Video Interpolation

Video Recap

  1. On the Annotator, select Interpolation Mode - When the toggle is switched on, users’ manual annotations will operate as keyframes that will help make predictive annotations on other frames.
  2. Make an annotation with any of the annotation tools available on the platform on a frame - This will construct a keyframe annotation, which will be indicated on the video bar as a diamond shape.
  3. Make a second annotation on another frame for the same object - This will automatically interpolate annotations on the frames between the two keyframe annotations.
  4. To adjust the interpolated annotations or add more, simply make another annotation on another frame - The interpolated annotations will use the two nearest bounding keyframes as the reference for the interpolation.
  5. Once you are happy with the annotations and do not wish to keep refining, you can commit the annotations!

What is Video Interpolation?

Video annotation interpolation techniques are precisely designed to utilize the similarity of visual features between frames to efficiently construct annotations based on just a couple manual annotations. Overall, our tools were designed to provide annotation suggestions in other frames based on a user’s manual annotation. Additionally, as we understand that users and use-cases all require various levels of annotation accuracy, the tools are designed to help users improve the quality of the predictive annotations with additional annotations.

Broadly speaking, video interpolation techniques can be split into computer vision model-based and model-free approaches. Model-free approaches use the manual annotation polygon coordinates to construct a mathematical interpolation for polygons in the frames in between the start and end frames. Model-based approaches utilize the power of machine learning based computer vision models to extract features within the manual annotations and search for similar features in the other frames to automatedly produce annotations. Model-free approaches are generally quite computationally cheap, while model-based approaches will have some level of computational overhead but are much more capable of analyzing the visual features for better predictions.

Model-free interpolation can be considered as a practical context for polygon morphing, a topic that is very common in graphics. As the goal of interpolation in our case is to produce polygons that most easily represent the changing of object shapes from a view over time, our goal with our interpolation tool was to reduce visual anomalies and frequent, large changes in polygon shape throughout the interpolation.

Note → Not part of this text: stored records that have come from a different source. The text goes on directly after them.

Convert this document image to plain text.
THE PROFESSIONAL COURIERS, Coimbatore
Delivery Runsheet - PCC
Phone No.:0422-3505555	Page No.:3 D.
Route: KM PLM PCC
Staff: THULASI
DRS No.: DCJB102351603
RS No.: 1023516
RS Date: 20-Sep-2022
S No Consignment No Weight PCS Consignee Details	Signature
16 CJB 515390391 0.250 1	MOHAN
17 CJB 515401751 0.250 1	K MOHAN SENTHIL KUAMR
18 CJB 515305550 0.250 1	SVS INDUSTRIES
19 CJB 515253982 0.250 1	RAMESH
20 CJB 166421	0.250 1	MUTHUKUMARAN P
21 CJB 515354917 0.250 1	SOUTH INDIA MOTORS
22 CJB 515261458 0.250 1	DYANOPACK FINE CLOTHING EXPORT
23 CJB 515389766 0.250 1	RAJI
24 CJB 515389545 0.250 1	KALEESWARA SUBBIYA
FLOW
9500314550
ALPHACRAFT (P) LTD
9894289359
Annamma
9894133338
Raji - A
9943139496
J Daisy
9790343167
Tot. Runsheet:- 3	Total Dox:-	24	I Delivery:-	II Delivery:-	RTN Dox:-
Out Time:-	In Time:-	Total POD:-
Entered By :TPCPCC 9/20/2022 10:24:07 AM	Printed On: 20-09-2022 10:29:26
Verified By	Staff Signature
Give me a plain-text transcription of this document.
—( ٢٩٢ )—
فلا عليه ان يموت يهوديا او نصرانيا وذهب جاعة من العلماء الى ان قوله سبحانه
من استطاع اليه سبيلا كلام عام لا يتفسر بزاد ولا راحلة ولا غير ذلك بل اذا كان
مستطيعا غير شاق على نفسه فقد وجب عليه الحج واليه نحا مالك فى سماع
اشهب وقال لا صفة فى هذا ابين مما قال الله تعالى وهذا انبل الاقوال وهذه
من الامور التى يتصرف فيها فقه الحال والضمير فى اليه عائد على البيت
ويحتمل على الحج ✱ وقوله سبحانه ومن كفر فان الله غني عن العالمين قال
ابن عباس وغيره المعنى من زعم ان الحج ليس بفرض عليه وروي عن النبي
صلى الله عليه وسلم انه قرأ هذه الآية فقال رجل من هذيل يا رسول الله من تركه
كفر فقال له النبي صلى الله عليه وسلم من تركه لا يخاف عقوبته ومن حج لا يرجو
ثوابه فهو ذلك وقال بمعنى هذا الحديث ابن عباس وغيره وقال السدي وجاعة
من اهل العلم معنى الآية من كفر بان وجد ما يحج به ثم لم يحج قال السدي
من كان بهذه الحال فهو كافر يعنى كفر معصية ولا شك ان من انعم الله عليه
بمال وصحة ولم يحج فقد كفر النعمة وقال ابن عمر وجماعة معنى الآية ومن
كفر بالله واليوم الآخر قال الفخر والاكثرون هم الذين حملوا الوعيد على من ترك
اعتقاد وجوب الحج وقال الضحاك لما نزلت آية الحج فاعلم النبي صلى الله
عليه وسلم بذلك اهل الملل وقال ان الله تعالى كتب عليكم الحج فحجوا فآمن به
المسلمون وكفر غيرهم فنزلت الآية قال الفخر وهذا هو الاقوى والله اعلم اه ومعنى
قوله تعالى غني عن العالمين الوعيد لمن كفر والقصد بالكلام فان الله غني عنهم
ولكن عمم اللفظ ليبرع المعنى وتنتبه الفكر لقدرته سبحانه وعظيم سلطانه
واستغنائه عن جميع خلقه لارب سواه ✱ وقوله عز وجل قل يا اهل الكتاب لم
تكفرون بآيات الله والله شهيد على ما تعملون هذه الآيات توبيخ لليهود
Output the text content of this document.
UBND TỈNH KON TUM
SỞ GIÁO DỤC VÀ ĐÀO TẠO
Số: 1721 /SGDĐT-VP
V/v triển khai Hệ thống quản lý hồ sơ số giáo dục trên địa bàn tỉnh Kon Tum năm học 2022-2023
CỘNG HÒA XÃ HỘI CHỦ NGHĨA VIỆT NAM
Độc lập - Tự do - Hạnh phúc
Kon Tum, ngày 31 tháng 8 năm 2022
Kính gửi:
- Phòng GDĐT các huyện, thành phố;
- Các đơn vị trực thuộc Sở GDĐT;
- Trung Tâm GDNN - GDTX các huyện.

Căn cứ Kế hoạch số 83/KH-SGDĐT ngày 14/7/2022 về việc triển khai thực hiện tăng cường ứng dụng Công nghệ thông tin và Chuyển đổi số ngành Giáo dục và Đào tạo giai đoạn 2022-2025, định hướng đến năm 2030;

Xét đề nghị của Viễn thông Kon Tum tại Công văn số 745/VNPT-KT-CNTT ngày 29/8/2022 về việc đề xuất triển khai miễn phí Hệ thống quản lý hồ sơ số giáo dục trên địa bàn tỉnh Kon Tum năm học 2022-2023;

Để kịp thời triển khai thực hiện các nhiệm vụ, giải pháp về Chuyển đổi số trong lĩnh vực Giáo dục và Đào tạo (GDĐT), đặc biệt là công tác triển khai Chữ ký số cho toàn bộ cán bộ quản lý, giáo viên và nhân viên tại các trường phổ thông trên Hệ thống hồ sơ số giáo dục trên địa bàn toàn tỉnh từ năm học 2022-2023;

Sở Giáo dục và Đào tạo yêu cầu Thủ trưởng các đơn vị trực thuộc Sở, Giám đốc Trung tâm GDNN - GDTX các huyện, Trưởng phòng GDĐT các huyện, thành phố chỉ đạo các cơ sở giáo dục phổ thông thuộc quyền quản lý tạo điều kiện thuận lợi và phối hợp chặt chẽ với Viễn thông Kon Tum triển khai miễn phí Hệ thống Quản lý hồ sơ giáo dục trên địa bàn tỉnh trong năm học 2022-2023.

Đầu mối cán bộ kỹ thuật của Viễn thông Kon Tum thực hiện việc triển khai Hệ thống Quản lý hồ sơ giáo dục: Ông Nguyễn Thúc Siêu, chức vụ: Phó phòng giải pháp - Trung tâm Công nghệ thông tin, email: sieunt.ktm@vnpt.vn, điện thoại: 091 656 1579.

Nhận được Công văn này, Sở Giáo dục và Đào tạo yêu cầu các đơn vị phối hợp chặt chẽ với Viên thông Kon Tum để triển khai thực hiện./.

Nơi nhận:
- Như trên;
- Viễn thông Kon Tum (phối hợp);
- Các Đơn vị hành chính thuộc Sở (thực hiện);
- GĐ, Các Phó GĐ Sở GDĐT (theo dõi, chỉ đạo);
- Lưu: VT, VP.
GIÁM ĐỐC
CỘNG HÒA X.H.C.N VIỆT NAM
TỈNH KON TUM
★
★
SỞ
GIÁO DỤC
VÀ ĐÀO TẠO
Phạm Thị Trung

What is Linear Interpolation?

Linear interpolation starts with annotations in the beginning and end frames. The first consideration was what type of interpolation method to use. This determines how the polygon’s trajectory and general location evolves over the frames. Regression and interpolation techniques can span from the simplest forms like linear interpolation to B-splines and more. While techniques with greater complexity are more capable of fitting to complex movements, like larger curved motions, they don’t always prove to be very intuitive with the simple changes. As such, to make the user experience more transparent and simplified, we’ve opted for linear interpolation, as this will allow users to precisely understand how their inputs affect the interpolated polygons created.

The second significant part of the interpolation process is how the overall shape of the polygon transforms throughout the interpolation process. For reducing the chances of numerous unwanted visual artifacts, we have opted for an algorithm that minimizes drastic alterations as much as possible. As such, while the tool is less suited for easily mapping to extreme movements and drastic transformations, additional interpolation points can be used to improve the predicted polygons. To refine and improve the interpolated masks, users can input manual annotations in between the initially inputted annotated frames, which will then re-interpolate the masks but only between the nearest frames. Overall, our approach is conservative and simple by design, to allow users to have an easily editable and intuitive user experience when using our interpolation tool.

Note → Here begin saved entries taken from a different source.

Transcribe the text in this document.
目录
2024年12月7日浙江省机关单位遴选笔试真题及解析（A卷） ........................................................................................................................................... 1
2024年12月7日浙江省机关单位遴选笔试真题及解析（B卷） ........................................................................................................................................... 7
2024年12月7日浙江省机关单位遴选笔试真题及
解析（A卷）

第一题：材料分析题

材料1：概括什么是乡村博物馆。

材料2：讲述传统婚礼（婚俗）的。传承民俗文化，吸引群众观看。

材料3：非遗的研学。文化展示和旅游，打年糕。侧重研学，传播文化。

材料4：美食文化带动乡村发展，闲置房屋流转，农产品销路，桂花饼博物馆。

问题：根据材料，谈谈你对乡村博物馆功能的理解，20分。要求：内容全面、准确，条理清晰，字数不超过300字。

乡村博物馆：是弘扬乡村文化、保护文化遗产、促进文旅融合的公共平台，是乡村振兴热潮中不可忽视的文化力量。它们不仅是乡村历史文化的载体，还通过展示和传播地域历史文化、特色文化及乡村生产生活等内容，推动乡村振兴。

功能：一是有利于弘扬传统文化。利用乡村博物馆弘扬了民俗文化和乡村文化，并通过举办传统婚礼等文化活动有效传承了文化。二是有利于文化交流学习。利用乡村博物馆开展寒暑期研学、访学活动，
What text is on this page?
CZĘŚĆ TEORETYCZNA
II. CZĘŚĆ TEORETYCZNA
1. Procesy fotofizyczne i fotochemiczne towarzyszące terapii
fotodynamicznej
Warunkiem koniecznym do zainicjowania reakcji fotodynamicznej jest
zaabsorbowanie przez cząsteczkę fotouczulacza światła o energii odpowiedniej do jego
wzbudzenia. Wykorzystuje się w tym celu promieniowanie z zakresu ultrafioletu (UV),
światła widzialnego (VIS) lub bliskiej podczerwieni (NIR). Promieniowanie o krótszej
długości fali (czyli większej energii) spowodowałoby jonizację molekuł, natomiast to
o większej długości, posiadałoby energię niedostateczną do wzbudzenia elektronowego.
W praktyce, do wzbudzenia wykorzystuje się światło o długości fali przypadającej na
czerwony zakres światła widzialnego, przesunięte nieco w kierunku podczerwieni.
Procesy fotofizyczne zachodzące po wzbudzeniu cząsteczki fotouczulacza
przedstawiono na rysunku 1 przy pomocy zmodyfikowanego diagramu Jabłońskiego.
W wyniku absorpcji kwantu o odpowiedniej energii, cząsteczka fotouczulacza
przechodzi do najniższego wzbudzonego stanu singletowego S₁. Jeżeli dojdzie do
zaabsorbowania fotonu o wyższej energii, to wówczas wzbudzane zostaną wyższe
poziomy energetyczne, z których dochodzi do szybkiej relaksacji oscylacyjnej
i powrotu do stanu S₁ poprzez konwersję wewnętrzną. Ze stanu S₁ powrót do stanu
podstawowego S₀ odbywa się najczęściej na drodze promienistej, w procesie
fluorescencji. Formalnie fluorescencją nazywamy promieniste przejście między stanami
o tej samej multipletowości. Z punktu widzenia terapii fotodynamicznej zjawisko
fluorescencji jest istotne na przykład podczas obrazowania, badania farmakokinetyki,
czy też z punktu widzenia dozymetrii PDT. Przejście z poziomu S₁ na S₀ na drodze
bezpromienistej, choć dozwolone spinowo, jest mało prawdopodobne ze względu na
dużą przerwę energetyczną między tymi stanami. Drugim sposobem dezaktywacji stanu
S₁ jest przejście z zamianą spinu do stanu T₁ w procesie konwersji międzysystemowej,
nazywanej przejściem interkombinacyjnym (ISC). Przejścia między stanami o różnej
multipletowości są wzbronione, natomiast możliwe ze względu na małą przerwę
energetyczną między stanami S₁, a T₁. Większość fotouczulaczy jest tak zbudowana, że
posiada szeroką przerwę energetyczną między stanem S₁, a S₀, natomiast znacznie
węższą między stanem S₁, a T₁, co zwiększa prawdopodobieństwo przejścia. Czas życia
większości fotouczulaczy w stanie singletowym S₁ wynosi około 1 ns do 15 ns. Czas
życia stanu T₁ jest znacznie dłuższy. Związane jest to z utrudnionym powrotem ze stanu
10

Video Interpolation Capabilities

Object Linear Interpolation

Linear interpolation supports as many keyframes as is necessary to satisfactorily create the quality needed. It helps to interpolate between one object to another. Thus, artifacts that are created will not be kept, and only the largest objects are saved as the interpolated version. The interpolation supports bounding boxes, masks and keypoints, so users can freely interpolate so long as they are of the same type.

Keypoint interpolation (click image to enlarge)

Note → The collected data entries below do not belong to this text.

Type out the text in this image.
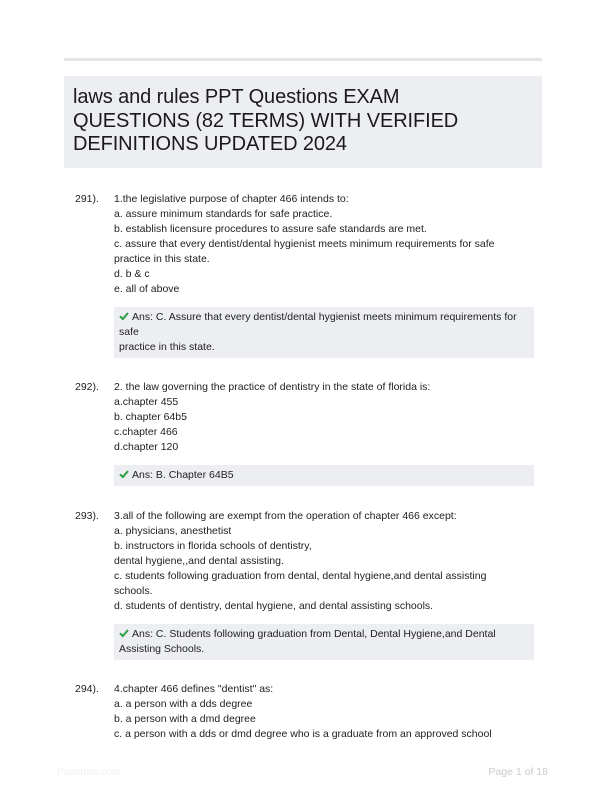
laws and rules PPT Questions EXAM
QUESTIONS (82 TERMS) WITH VERIFIED
DEFINITIONS UPDATED 2024
291). 1.the legislative purpose of chapter 466 intends to:
a. assure minimum standards for safe practice.
b. establish licensure procedures to assure safe standards are met.
c. assure that every dentist/dental hygienist meets minimum requirements for safe
practice in this state.
d. b & c
e. all of above
Ans: C. Assure that every dentist/dental hygienist meets minimum requirements for
safe
practice in this state.
292). 2. the law governing the practice of dentistry in the state of florida is:
a.chapter 455
b. chapter 64b5
c.chapter 466
d.chapter 120
Ans: B. Chapter 64B5
293). 3.all of the following are exempt from the operation of chapter 466 except:
a. physicians, anesthetist
b. instructors in florida schools of dentistry,
dental hygiene,,and dental assisting.
c. students following graduation from dental, dental hygiene,and dental assisting
schools.
d. students of dentistry, dental hygiene, and dental assisting schools.
Ans: C. Students following graduation from Dental, Dental Hygiene,and Dental
Assisting Schools.
294). 4.chapter 466 defines "dentist" as:
a. a person with a dds degree
b. a person with a dmd degree
c. a person with a dds or dmd degree who is a graduate from an approved school
Paperlibs.com	Page 1 of 18
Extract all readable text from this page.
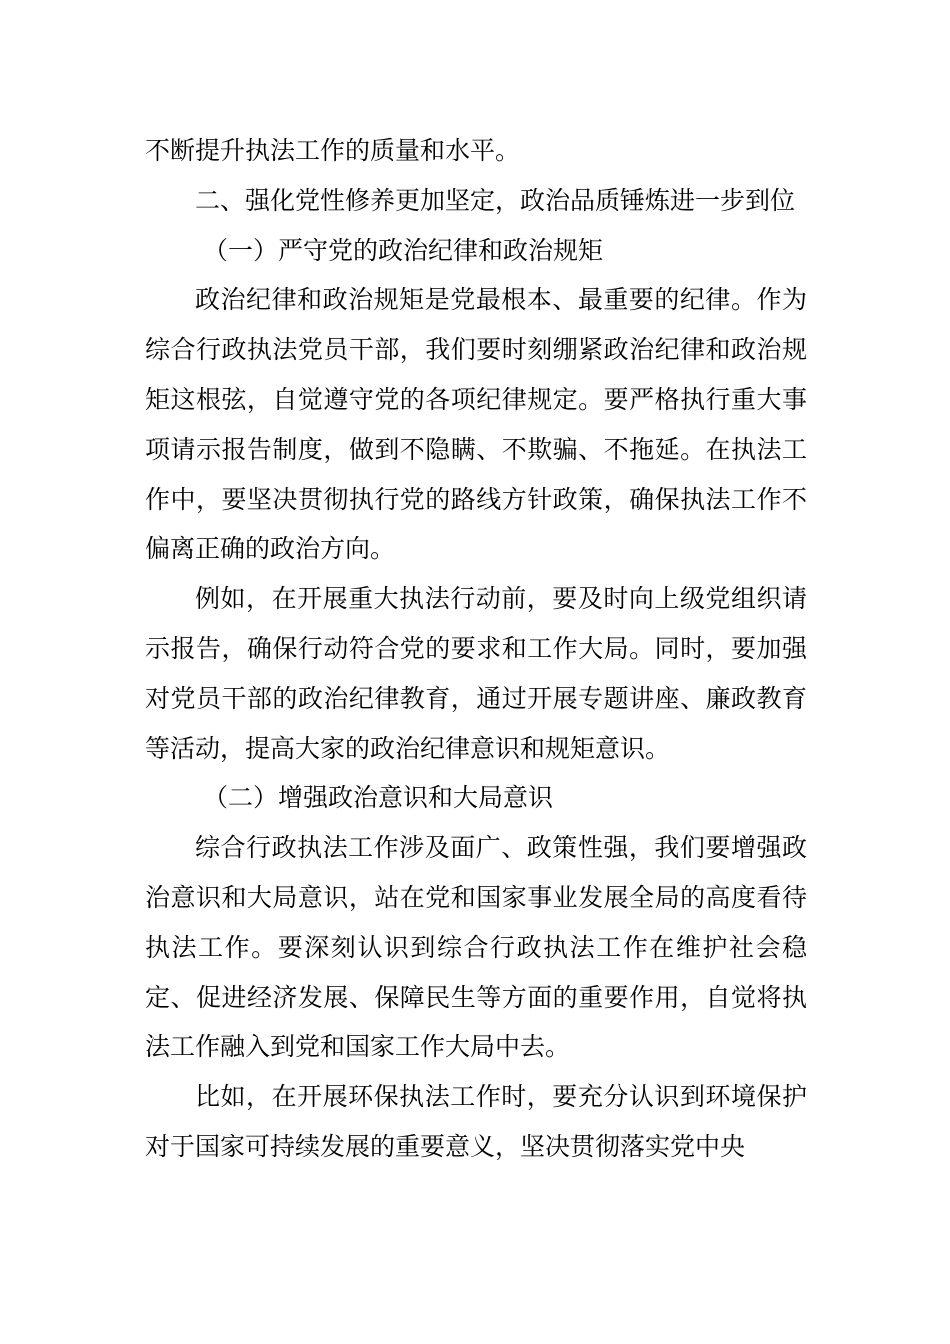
不断提升执法工作的质量和水平。

二、强化党性修养更加坚定，政治品质锤炼进一步到位

（一）严守党的政治纪律和政治规矩

政治纪律和政治规矩是党最根本、最重要的纪律。作为综合行政执法党员干部，我们要时刻绷紧政治纪律和政治规矩这根弦，自觉遵守党的各项纪律规定。要严格执行重大事项请示报告制度，做到不隐瞒、不欺骗、不拖延。在执法工作中，要坚决贯彻执行党的路线方针政策，确保执法工作不偏离正确的政治方向。

例如，在开展重大执法行动前，要及时向上级党组织请示报告，确保行动符合党的要求和工作大局。同时，要加强对党员干部的政治纪律教育，通过开展专题讲座、廉政教育等活动，提高大家的政治纪律意识和规矩意识。

（二）增强政治意识和大局意识

综合行政执法工作涉及面广、政策性强，我们要增强政治意识和大局意识，站在党和国家事业发展全局的高度看待执法工作。要深刻认识到综合行政执法工作在维护社会稳定、促进经济发展、保障民生等方面的重要作用，自觉将执法工作融入到党和国家工作大局中去。

比如，在开展环保执法工作时，要充分认识到环境保护对于国家可持续发展的重要意义，坚决贯彻落实党中央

Keypoint interpolation (click image to enlarge)

Classification Interpolation

Linear interpolation can be used in action classification / recognition domains to easily label a sequence of frames, or even an entire video, with a single class tag. For multiple tags in the same video (e.g. first half of the frames is labelled with a class tag, and the latter half is labelled with another class tag), you will need to perform the interpolation for each sub-sequence of frames.

Classification interpolation (click image to enlarge)

Classification interpolation (click image to enlarge)

Common Questions

What information is being used when interpolating between frames?

The interpolation technique uses the two nearest bounding frames that act as the lower and upper bound for the frame in question, so to improve the quality of your interpolated polygons in certain frames, you should add keyframes that are nearer to those frames than previous keyframes.